Carmina Burana, or “Beuern Songs,” is the name given to the manuscript containing some 250 mythic poems written from the eleventh to the thirteenth century. The authors, whose names are unknown to us, would have been troubadours, deserter monks and wandering students. Decrying the religious and political bodies of the time, these free spirits brought to life what would one day rank with the most renowned of works.
The collection was rediscovered in the Bavarian monastery of Benediktbeuern in 1847. The work was taken up by Carl Orff and presented for the first time in his version at the Frankfurt Opera in 1937. From the complete collection of poems in the manuscript, twenty-five were selected by the artist.
It was in 1966 that Fernand Nault revisited Orff’s musical selection and used it to create a ballet with Les Grands Ballets Canadiens.
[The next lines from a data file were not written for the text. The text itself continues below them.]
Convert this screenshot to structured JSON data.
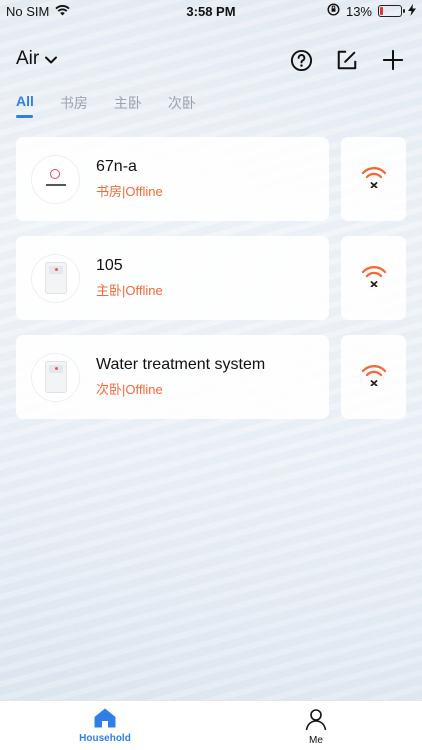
{
  "status_bar": {
    "carrier": "No SIM",
    "time": "3:58 PM",
    "battery_percent": "13%",
    "battery_level": 0.13,
    "battery_color": "#e0392b"
  },
  "header": {
    "home_name": "Air",
    "icons": [
      "help-icon",
      "edit-icon",
      "add-icon"
    ]
  },
  "tabs": [
    {
      "label": "All",
      "active": true
    },
    {
      "label": "书房",
      "active": false
    },
    {
      "label": "主卧",
      "active": false
    },
    {
      "label": "次卧",
      "active": false
    }
  ],
  "devices": [
    {
      "name": "67n-a",
      "status": "书房|Offline",
      "icon": "round-purifier-thumb",
      "connection_icon": "wifi-off-icon"
    },
    {
      "name": "105",
      "status": "主卧|Offline",
      "icon": "appliance-thumb",
      "connection_icon": "wifi-off-icon"
    },
    {
      "name": "Water treatment system",
      "status": "次卧|Offline",
      "icon": "appliance-thumb",
      "connection_icon": "wifi-off-icon"
    }
  ],
  "tab_bar": {
    "household_label": "Household",
    "me_label": "Me"
  },
  "colors": {
    "accent": "#2f7fe6",
    "offline": "#f06a3a"
  }
}
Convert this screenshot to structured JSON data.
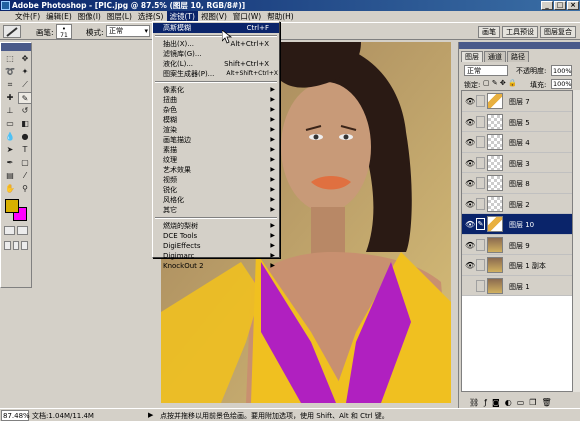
{
  "window": {
    "title": "Adobe Photoshop - [PIC.jpg @ 87.5% (图层 10, RGB/8#)]",
    "buttons": [
      "_",
      "□",
      "×"
    ]
  },
  "menubar": {
    "items": [
      "文件(F)",
      "编辑(E)",
      "图像(I)",
      "图层(L)",
      "选择(S)",
      "滤镜(T)",
      "视图(V)",
      "窗口(W)",
      "帮助(H)"
    ],
    "active": "滤镜(T)"
  },
  "options": {
    "brush_label": "画笔:",
    "brush_size": "71",
    "mode_label": "模式:",
    "mode_value": "正常"
  },
  "palette_well": [
    "画笔",
    "工具预设",
    "图层复合"
  ],
  "filter_menu": {
    "items": [
      {
        "label": "高斯模糊",
        "shortcut": "Ctrl+F",
        "highlight": true
      },
      {
        "sep": true
      },
      {
        "label": "抽出(X)...",
        "shortcut": "Alt+Ctrl+X"
      },
      {
        "label": "滤镜库(G)..."
      },
      {
        "label": "液化(L)...",
        "shortcut": "Shift+Ctrl+X"
      },
      {
        "label": "图案生成器(P)...",
        "shortcut": "Alt+Shift+Ctrl+X"
      },
      {
        "sep": true
      },
      {
        "label": "像素化",
        "submenu": true
      },
      {
        "label": "扭曲",
        "submenu": true
      },
      {
        "label": "杂色",
        "submenu": true
      },
      {
        "label": "模糊",
        "submenu": true
      },
      {
        "label": "渲染",
        "submenu": true
      },
      {
        "label": "画笔描边",
        "submenu": true
      },
      {
        "label": "素描",
        "submenu": true
      },
      {
        "label": "纹理",
        "submenu": true
      },
      {
        "label": "艺术效果",
        "submenu": true
      },
      {
        "label": "视频",
        "submenu": true
      },
      {
        "label": "锐化",
        "submenu": true
      },
      {
        "label": "风格化",
        "submenu": true
      },
      {
        "label": "其它",
        "submenu": true
      },
      {
        "sep": true
      },
      {
        "label": "燃烧的梨树",
        "submenu": true
      },
      {
        "label": "DCE Tools",
        "submenu": true
      },
      {
        "label": "DigiEffects",
        "submenu": true
      },
      {
        "label": "Digimarc",
        "submenu": true
      },
      {
        "label": "KnockOut 2",
        "submenu": true
      }
    ]
  },
  "layers_panel": {
    "tabs": [
      "图层",
      "通道",
      "路径"
    ],
    "blend_mode": "正常",
    "opacity_label": "不透明度:",
    "opacity": "100%",
    "lock_label": "锁定:",
    "fill_label": "填充:",
    "fill": "100%",
    "layers": [
      {
        "name": "图层 7",
        "thumb": "yel",
        "selected": false
      },
      {
        "name": "图层 5",
        "thumb": "check",
        "selected": false
      },
      {
        "name": "图层 4",
        "thumb": "check",
        "selected": false
      },
      {
        "name": "图层 3",
        "thumb": "check",
        "selected": false
      },
      {
        "name": "图层 8",
        "thumb": "check",
        "selected": false
      },
      {
        "name": "图层 2",
        "thumb": "check",
        "selected": false
      },
      {
        "name": "图层 10",
        "thumb": "yel",
        "selected": true
      },
      {
        "name": "图层 9",
        "thumb": "img",
        "selected": false
      },
      {
        "name": "图层 1 副本",
        "thumb": "img",
        "selected": false
      },
      {
        "name": "图层 1",
        "thumb": "img",
        "selected": false
      }
    ]
  },
  "status": {
    "zoom": "87.48%",
    "doc_size": "文档:1.04M/11.4M",
    "hint": "点按并拖移以用前景色绘画。要用附加选项，使用 Shift、Alt 和 Ctrl 键。"
  },
  "colors": {
    "foreground": "#d8b000",
    "background": "#ff00ff",
    "accent": "#0a246a"
  }
}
His Carmina Burana was staged at Montreal’s International and Universal Exposition in 1967 and became one of the company’s most striking presentations. Its success led to the company’s presenting the first additional shows in its history, and to its introducing its art abroad. Since the 1960s the work has been recognized internationally, and acclaimed around the world.
In the view of Gil Boggs, artistic director of the Colorado Ballet, “Fernand Nault’s Carmina Burana is an extremely well-conceived ballet, and beautifully portrays the emotion and joy needed for this piece…. The way he incorporates the choreography to match the music highlights the experience of hearing it.”
Carmina Burana is intended as a hymn to love and desire, to spring and hope, to taverns and wine. The story speaks to us of life, of fate, of that wheel of Fortune that rules over the uncertain future of human existence. Cold-shouldered by the upper crust, the work touched the hearts of its true target: it is ordinary people who love it. Carmina Burana, powerful and humanizing, has become an indispensable work, and unfettered itself everywhere: on the stage, on the screen and in music. Its enthralling melodies, such as the popular O Fortuna, have remained part of our collective imagination to this day.
The year 2020 will see the 100th birthday of Fernand Nault, a towering figure for Les Grands Ballets Canadiens and for the heritage of dance in Québec. A generous artist of immense sensitivity and creative versatility, Fernand Nault always paid careful attention to the best interests of his dancers for his creations and to the artistic heritage being passed on to Québec audiences. Mr. Nault was an outstanding dancer, a prominent artist on the cultural landscape and a great creator both here and elsewhere.
In tribute to him, the new 2019-2020 season will be inaugurated with Carmina Burana, in a rereading by eminent choreographer Edward Clug.